An Iraqi air force colonel disappeared recently from an Alabama Air Force base and is being sought in a regional manhunt by federal and military agents, defense officials say.
The colonel, who was not identified, was studying at the Air Command and Staff College at Maxwell Air Force Base, near Montgomery, since last winter in a leadership training course that is part of U.S. efforts to rebuild the Iraqi air force.
The officer disappeared along with his family, who were living either on the base or in the Montgomery area. He left a note stating that he was leaving the yearlong military course because he did not want to return to war-torn Iraq, said officials familiar with the case.
Air Force security, FBI and U.S. Immigration and Customs Enforcement (ICE) agents have started a search throughout the Southeast for the colonel and his family.

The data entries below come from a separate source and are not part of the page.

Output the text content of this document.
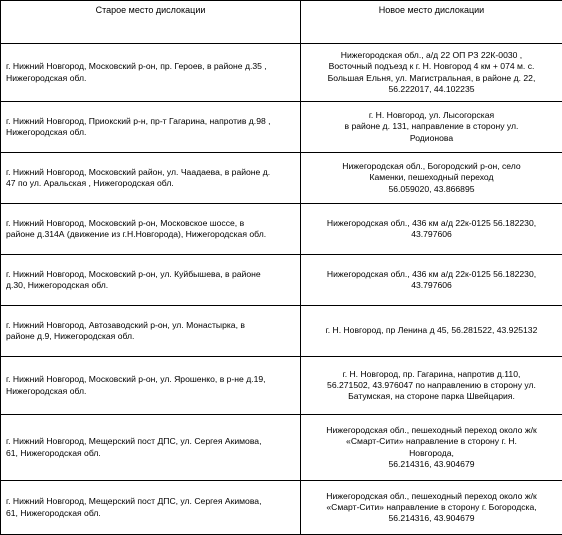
Старое место дислокации	Новое место дислокации

г. Нижний Новгород, Московский р-он, пр. Героев, в районе д.35 ,
Нижегородская обл.	Нижегородская обл., а/д 22 ОП РЗ 22К-0030 ,
Восточный подъезд к г. Н. Новгород 4 км + 074 м. с.
Большая Ельня, ул. Магистральная, в районе д. 22,
56.222017, 44.102235

г. Нижний Новгород, Приокский р-н, пр-т Гагарина, напротив д.98 ,
Нижегородская обл.	г. Н. Новгород, ул. Лысогорская
в районе д. 131, направление в сторону ул.
Родионова

г. Нижний Новгород, Московский район, ул. Чаадаева, в районе д.
47 по ул. Аральская , Нижегородская обл.	Нижегородская обл., Богородский р-он, село
Каменки, пешеходный переход
56.059020, 43.866895

г. Нижний Новгород, Московский р-он, Московское шоссе, в
районе д.314А (движение из г.Н.Новгорода), Нижегородская обл.	Нижегородская обл., 436 км а/д 22к-0125 56.182230,
43.797606

г. Нижний Новгород, Московский р-он, ул. Куйбышева, в районе
д.30, Нижегородская обл.	Нижегородская обл., 436 км а/д 22к-0125 56.182230,
43.797606

г. Нижний Новгород, Автозаводский р-он, ул. Монастырка, в
районе д.9, Нижегородская обл.	г. Н. Новгород, пр Ленина д 45, 56.281522, 43.925132

г. Нижний Новгород, Московский р-он, ул. Ярошенко, в р-не д.19,
Нижегородская обл.	г. Н. Новгород, пр. Гагарина, напротив д.110,
56.271502, 43.976047 по направлению в сторону ул.
Батумская, на стороне парка Швейцария.

г. Нижний Новгород, Мещерский пост ДПС, ул. Сергея Акимова,
61, Нижегородская обл.	Нижегородская обл., пешеходный переход около ж/к
«Смарт-Сити» направление в сторону г. Н.
Новгорода,
56.214316, 43.904679

г. Нижний Новгород, Мещерский пост ДПС, ул. Сергея Акимова,
61, Нижегородская обл.	Нижегородская обл., пешеходный переход около ж/к
«Смарт-Сити» направление в сторону г. Богородска,
56.214316, 43.904679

One official said that the Iraqi is a “high-interest” target and that Montgomery police are involved in the search. He is thought to be planning to hide in the United States or to be fleeing to Mexico.
“He was a afraid to go back, and he’s either here or trying to cross into Mexico,” said one official.

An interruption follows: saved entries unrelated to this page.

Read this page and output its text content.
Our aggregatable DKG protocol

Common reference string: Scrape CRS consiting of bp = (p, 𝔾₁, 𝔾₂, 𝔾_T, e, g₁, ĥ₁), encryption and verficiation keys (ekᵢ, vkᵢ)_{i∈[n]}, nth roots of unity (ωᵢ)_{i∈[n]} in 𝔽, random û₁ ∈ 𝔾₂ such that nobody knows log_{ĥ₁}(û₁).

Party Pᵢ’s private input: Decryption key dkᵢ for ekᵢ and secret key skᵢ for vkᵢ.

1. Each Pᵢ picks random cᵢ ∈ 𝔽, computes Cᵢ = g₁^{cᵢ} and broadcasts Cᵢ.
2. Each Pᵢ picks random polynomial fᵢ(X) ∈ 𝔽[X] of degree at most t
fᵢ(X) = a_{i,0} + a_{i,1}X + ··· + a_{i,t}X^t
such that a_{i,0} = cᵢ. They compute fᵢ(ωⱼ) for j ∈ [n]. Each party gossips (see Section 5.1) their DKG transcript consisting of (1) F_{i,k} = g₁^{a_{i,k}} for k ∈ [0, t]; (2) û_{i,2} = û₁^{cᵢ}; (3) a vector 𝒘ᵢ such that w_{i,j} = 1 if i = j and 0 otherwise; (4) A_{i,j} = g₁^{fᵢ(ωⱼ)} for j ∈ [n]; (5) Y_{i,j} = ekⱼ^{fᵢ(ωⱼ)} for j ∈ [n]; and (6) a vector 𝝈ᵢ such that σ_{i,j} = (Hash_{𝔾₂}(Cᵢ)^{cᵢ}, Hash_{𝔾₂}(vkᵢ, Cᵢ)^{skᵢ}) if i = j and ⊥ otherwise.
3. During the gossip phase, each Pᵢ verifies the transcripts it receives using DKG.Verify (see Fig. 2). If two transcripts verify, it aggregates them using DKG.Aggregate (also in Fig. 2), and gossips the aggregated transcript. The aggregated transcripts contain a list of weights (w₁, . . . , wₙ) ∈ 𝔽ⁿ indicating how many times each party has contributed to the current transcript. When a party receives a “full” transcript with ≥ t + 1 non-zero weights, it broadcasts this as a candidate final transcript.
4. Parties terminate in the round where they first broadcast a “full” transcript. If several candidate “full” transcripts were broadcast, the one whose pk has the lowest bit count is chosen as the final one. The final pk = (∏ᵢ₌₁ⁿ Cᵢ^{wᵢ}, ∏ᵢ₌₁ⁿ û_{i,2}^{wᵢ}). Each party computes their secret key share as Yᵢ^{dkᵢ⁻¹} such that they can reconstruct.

Lt. Col. Gregg C. Bottemiller, a spokesman for the Air University at Maxwell, confirmed that the Iraqi was missing, but declined to comment further and would not disclose the circumstances surrounding the disappearance.

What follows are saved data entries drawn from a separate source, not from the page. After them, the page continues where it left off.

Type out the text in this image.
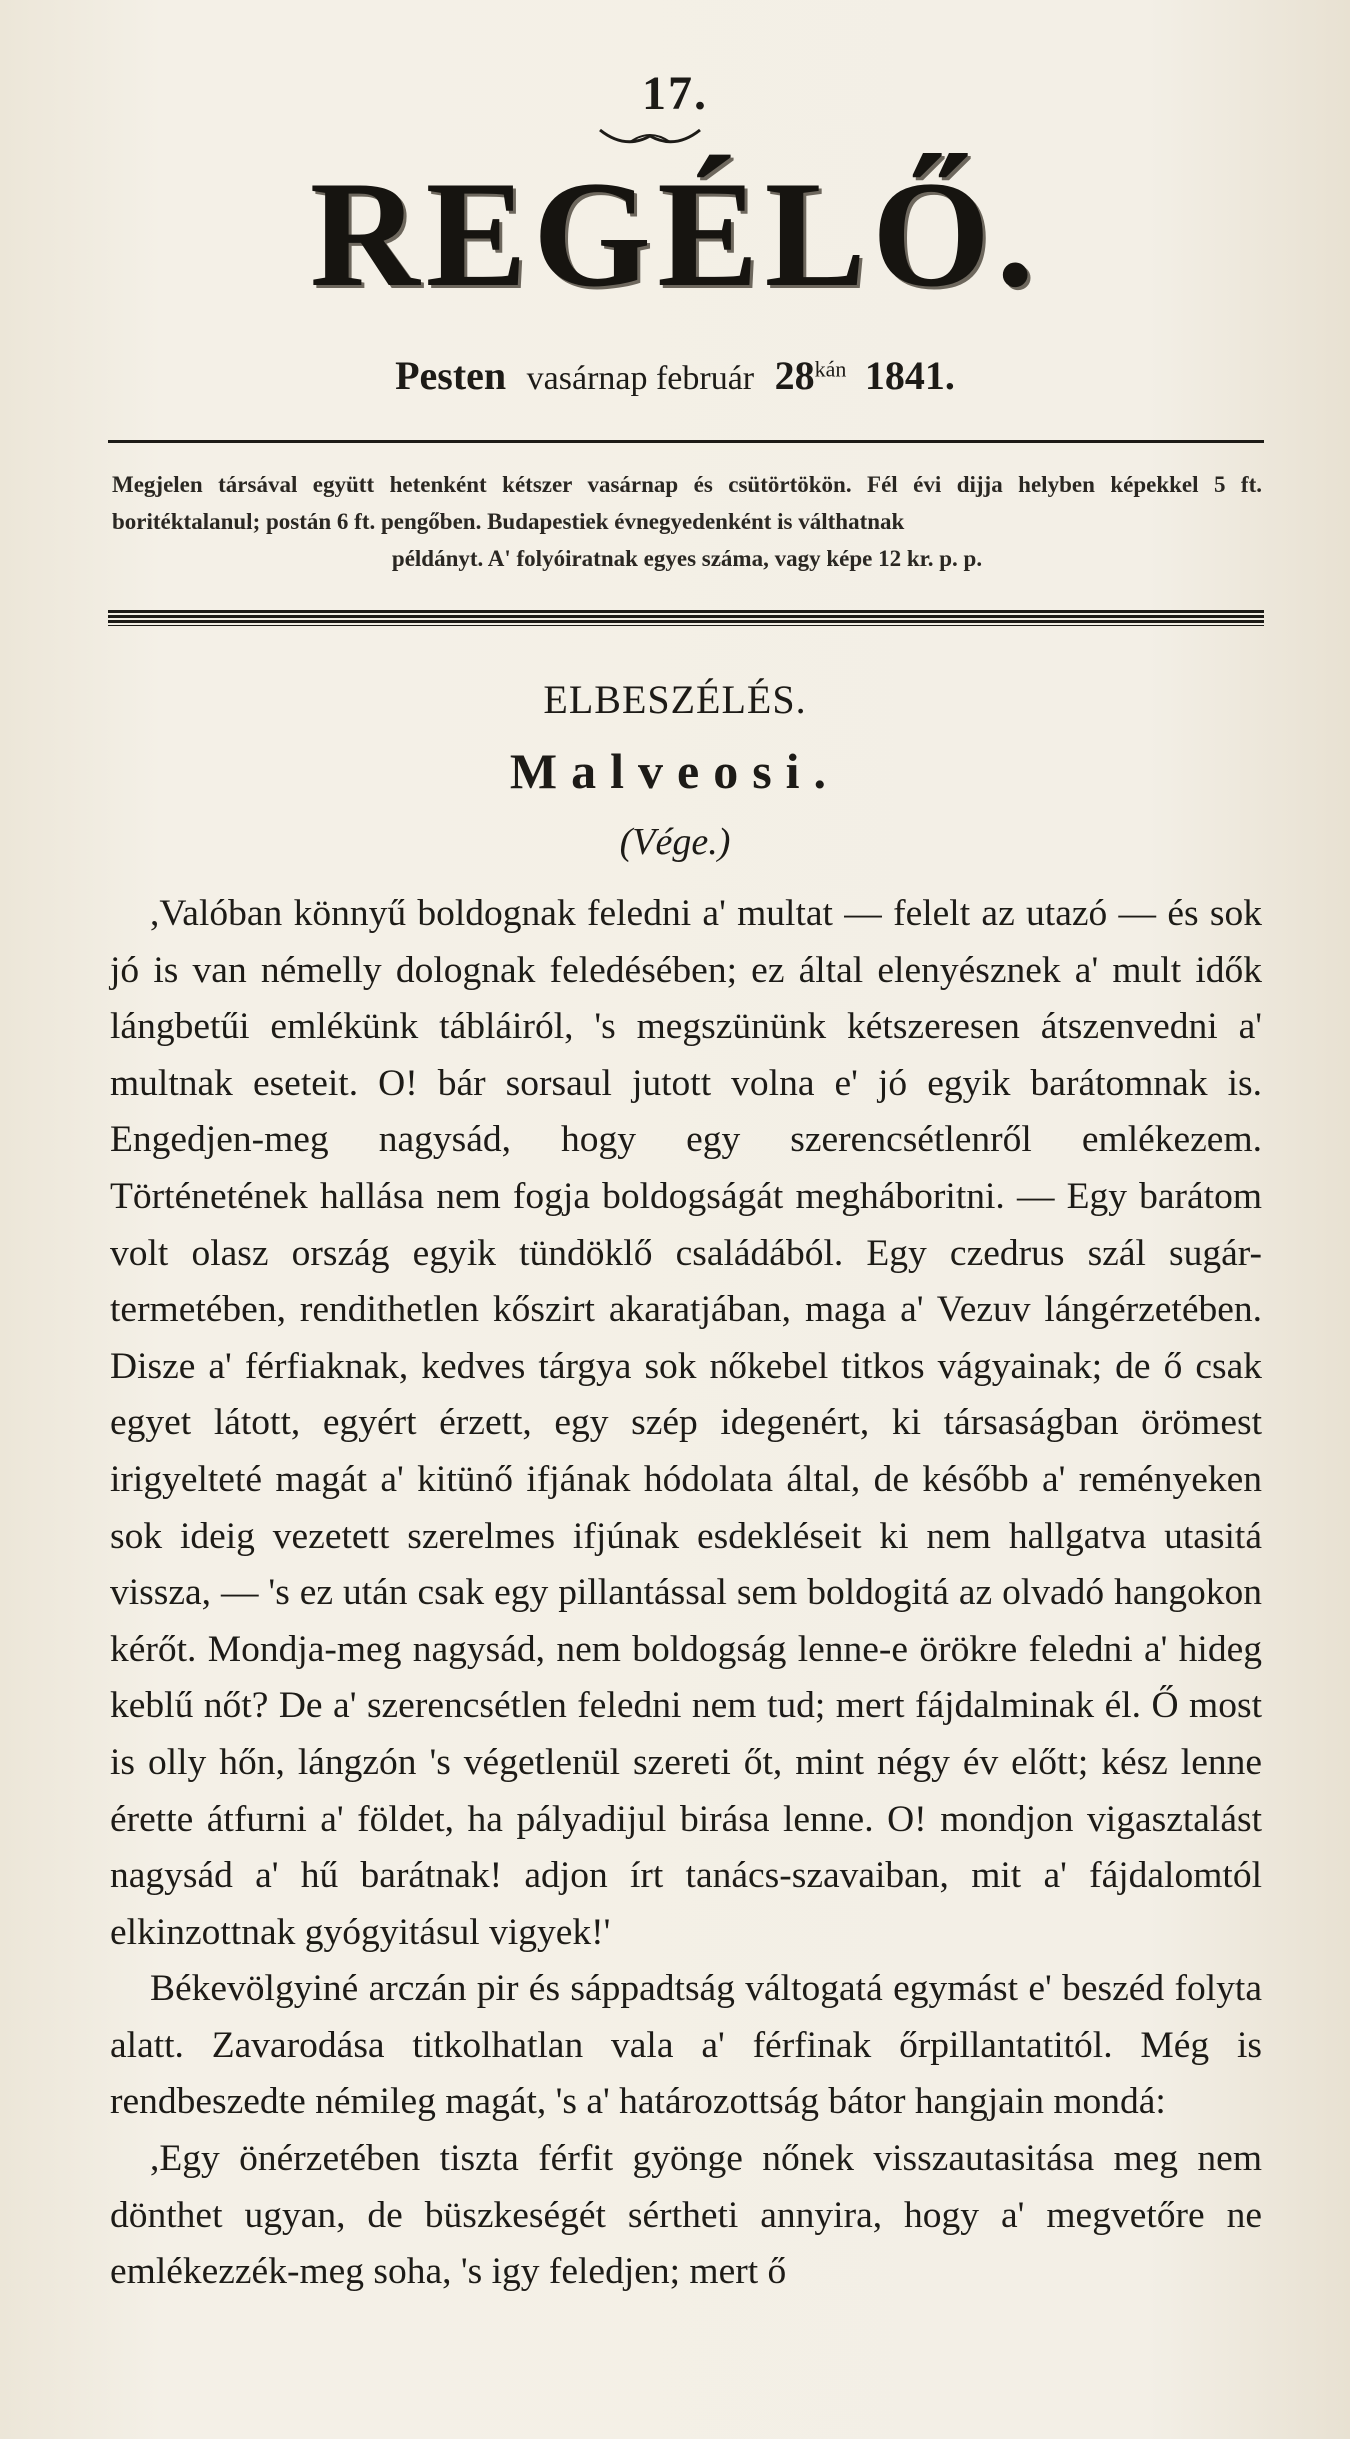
17.
REGÉLŐ.
Pesten vasárnap február $28^{kán}$ 1841.
Megjelen társával együtt hetenként kétszer vasárnap és csütörtökön. Fél évi dijja helyben képekkel 5 ft. boritéktalanul; postán 6 ft. pengőben. Budapestiek évnegyedenként is válthatnak
példányt. A' folyóiratnak egyes száma, vagy képe 12 kr. p. p.
ELBESZÉLÉS.
Malveosi.
(Vége.)

,Valóban könnyű boldognak feledni a' multat — felelt az utazó — és sok jó is van némelly dolognak feledésében; ez által elenyésznek a' mult idők lángbetűi emlékünk tábláiról, 's megszününk kétszeresen átszenvedni a' multnak eseteit. O! bár sorsaul jutott volna e' jó egyik barátomnak is. Engedjen-meg nagysád, hogy egy szerencsétlenről emlékezem. Történetének hallása nem fogja boldogságát megháboritni. — Egy barátom volt olasz ország egyik tündöklő családából. Egy czedrus szál sugár-termetében, rendithetlen kőszirt akaratjában, maga a' Vezuv lángérzetében. Disze a' férfiaknak, kedves tárgya sok nőkebel titkos vágyainak; de ő csak egyet látott, egyért érzett, egy szép idegenért, ki társaságban örömest irigyelteté magát a' kitünő ifjának hódolata által, de később a' reményeken sok ideig vezetett szerelmes ifjúnak esdekléseit ki nem hallgatva utasitá vissza, — 's ez után csak egy pillantással sem boldogitá az olvadó hangokon kérőt. Mondja-meg nagysád, nem boldogság lenne-e örökre feledni a' hideg keblű nőt? De a' szerencsétlen feledni nem tud; mert fájdalminak él. Ő most is olly hőn, lángzón 's végetlenül szereti őt, mint négy év előtt; kész lenne érette átfurni a' földet, ha pályadijul birása lenne. O! mondjon vigasztalást nagysád a' hű barátnak! adjon írt tanács-szavaiban, mit a' fájdalomtól elkinzottnak gyógyitásul vigyek!'

Békevölgyiné arczán pir és sáppadtság váltogatá egymást e' beszéd folyta alatt. Zavarodása titkolhatlan vala a' férfinak őrpillantatitól. Még is rendbeszedte némileg magát, 's a' határozottság bátor hangjain mondá:

,Egy önérzetében tiszta férfit gyönge nőnek visszautasitása meg nem dönthet ugyan, de büszkeségét sértheti annyira, hogy a' megvetőre ne emlékezzék-meg soha, 's igy feledjen; mert ő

Air Force spokesman Capt. Tom Wenz declined to comment when asked whether the Iraqi posed a national-security risk or whether he may be linked to insurgents or terrorists. He referred calls to the Homeland Security Department and the Iraqi Embassy in Washington.
An ICE spokesman had no comment.
The Air Force college hosts regular yearlong sessions for several hundred colonels, who are taught military operational and strategic topics. The last class, which began in August, included 78 foreign military officers from 66 nations.
The disappearance of the Iraqi officer is a setback for U.S. military efforts to rebuild the post-Saddam Hussein Iraqi air force and highlights continuing problems in finding reliable people to staff the Iraqi armed forces.
Spokesmen in Iraq briefed reporters on efforts to develop the Iraqi air force last week.
Air Force Brig. Gen. Stephen Hoog, air commander for Multinational Force-Iraq, told reporters in Baghdad last week that the goal is to set up an air force that Iraqis can maintain.
“It’s not that they don’t know how to run an air force. It’s that they don’t know how to do an air force in this environment. And we’re trying to introduce some Western influence,” Gen. Hoog said.
The current Iraqi air force consists of new recruits and rehires from the air force under Saddam’s regime and has 950 Iraqis, including 83 trainees.